De acordo com Pacheco, a proposta tem embasamento técnico, foi amplamente debatida com a sociedade e pelos senadores e busca equilíbrio entre os Poderes. Ele argumenta ainda que a própria Constituição prevê que declarações de inconstitucionalidade de leis devem ser tomadas pela maioria absoluta do colegiado do STF, o que não vem sendo, segundo ele, cumprido no país.
“Não podemos admitir que a individualidade de um ministro do Supremo Tribunal Federal declare inconstitucional uma lei sem a colegialidade do Supremo Tribunal Federal. Portanto, não admito que se queira politizar e gerar um problema institucional ao entorno de um tema que foi debatido com a maior clareza possível, que não constitui nenhum tipo de enfrentamento, nenhum tipo de retaliação, e nós jamais nos permitiríamos a fazer isso, porque é algo puramente técnico”, disse em entrevista à imprensa.
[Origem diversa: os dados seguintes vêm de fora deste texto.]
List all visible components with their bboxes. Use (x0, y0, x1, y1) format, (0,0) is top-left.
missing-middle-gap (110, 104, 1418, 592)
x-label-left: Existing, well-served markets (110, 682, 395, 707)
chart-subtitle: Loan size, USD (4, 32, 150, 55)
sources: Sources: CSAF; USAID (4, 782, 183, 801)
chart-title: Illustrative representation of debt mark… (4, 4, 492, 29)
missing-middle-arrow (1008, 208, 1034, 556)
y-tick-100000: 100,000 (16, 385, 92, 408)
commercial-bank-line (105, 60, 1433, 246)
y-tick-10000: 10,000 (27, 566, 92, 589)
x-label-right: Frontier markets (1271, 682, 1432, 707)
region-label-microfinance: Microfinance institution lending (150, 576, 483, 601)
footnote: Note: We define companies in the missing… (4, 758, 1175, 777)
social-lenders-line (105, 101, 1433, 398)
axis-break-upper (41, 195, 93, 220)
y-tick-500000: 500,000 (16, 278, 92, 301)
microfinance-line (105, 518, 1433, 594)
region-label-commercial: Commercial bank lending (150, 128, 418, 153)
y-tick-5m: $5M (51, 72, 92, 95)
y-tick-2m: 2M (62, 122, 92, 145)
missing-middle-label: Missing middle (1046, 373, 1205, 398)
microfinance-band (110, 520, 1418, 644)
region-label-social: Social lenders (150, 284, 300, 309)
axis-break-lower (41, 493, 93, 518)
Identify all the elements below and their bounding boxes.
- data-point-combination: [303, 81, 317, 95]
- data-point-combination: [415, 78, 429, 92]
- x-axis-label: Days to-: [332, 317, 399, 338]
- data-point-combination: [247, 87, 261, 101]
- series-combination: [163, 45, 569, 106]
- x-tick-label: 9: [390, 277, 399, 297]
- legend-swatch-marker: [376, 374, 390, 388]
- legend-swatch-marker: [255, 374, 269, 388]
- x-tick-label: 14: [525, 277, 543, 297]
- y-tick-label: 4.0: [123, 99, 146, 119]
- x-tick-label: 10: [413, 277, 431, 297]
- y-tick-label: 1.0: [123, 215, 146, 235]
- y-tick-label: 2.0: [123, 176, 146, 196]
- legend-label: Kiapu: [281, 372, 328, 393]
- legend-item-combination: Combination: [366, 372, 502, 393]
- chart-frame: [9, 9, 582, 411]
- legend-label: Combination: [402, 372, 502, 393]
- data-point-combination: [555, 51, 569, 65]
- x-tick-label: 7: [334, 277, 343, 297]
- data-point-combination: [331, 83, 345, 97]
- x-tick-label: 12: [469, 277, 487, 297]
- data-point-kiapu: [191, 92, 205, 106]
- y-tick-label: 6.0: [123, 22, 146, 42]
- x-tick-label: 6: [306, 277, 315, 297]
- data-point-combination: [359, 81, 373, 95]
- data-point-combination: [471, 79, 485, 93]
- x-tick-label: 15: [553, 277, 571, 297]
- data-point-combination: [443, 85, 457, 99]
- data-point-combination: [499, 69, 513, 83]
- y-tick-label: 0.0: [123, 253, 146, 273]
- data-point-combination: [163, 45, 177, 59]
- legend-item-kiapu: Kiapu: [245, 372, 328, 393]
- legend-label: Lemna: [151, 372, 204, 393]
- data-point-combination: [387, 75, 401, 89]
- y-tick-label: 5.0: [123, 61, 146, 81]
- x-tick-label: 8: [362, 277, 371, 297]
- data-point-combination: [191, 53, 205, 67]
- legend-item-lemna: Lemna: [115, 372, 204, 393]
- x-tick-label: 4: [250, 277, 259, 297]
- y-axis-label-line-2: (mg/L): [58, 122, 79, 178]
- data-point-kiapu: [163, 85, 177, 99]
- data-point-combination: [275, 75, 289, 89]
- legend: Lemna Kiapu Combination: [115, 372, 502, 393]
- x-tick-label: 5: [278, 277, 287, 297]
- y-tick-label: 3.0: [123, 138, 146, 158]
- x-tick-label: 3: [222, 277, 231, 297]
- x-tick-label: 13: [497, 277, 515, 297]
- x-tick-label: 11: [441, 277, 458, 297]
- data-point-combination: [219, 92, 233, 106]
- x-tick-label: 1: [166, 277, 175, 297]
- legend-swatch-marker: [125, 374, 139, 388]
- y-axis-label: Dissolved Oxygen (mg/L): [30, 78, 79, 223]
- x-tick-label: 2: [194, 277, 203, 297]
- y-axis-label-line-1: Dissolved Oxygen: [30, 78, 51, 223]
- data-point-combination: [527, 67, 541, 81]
Pacheco afirmou, que como presidente do Senado, já defendeu o STF e seus ministros. Ele ressaltou que nenhum Poder detém monopólio para defesa da democracia nem é intocável.
“Quero dizer que nenhuma instituição tem o monopólio da defesa da democracia no Brasil. Aqui desse púlpito e do plenário do Senado Federal, eu, como presidente do Senado, defendi o Supremo Tribunal Federal, defendi a Justiça Eleitoral, defendi as urnas eletrônicas, defendi os ministros do Supremo Tribunal Federal, defendi a democracia do nosso país, repeli a todo o momento as arguições antidemocráticas”, disse. “Isso não significa que as instituições sejam imutáveis, intocáveis em razão de suas atribuições”, acrescentou.
Barroso
Além de considerar desnecessária a PEC aprovada pelo Senado, o presidente do STF afirmou nesta quinta-feira que a matéria "não contribui para a institucionalidade do país".
"O Supremo Tribunal Federal não vê razão para mudanças constitucionais que visem a alterar as regras de seu funcionamento. Num país que tem demandas importantes e urgentes, que vão do avanço do crime organizado à mudança climática que impacta a vida de milhões de pessoas, nada sugere que os problemas prioritários do Brasil estejam no Supremo Tribunal Federal", declarou.
O ministro Gilmar Mendes, decano do STF, disse que alterar as regras que garantem o funcionamento do Supremo pode ser considerado inconstitucional. Mendes também afirmou que a Corte não admite intimidações. "Esta Casa não é composta por covardes, não é composta por medrosos", concluiu.
Pela PEC, ficam proibidas decisões monocráticas para suspender leis ou atos dos presidentes da República, da Câmara dos Deputados e do Senado. As decisões para suspensão dessas normas devem ser tomadas de forma colegiada.
O texto segue para Câmara dos Deputados, onde não há prazo da votação da matéria. Para ser promulgada, a proposta também precisa ser aprovada em dois turnos no plenário da Casa.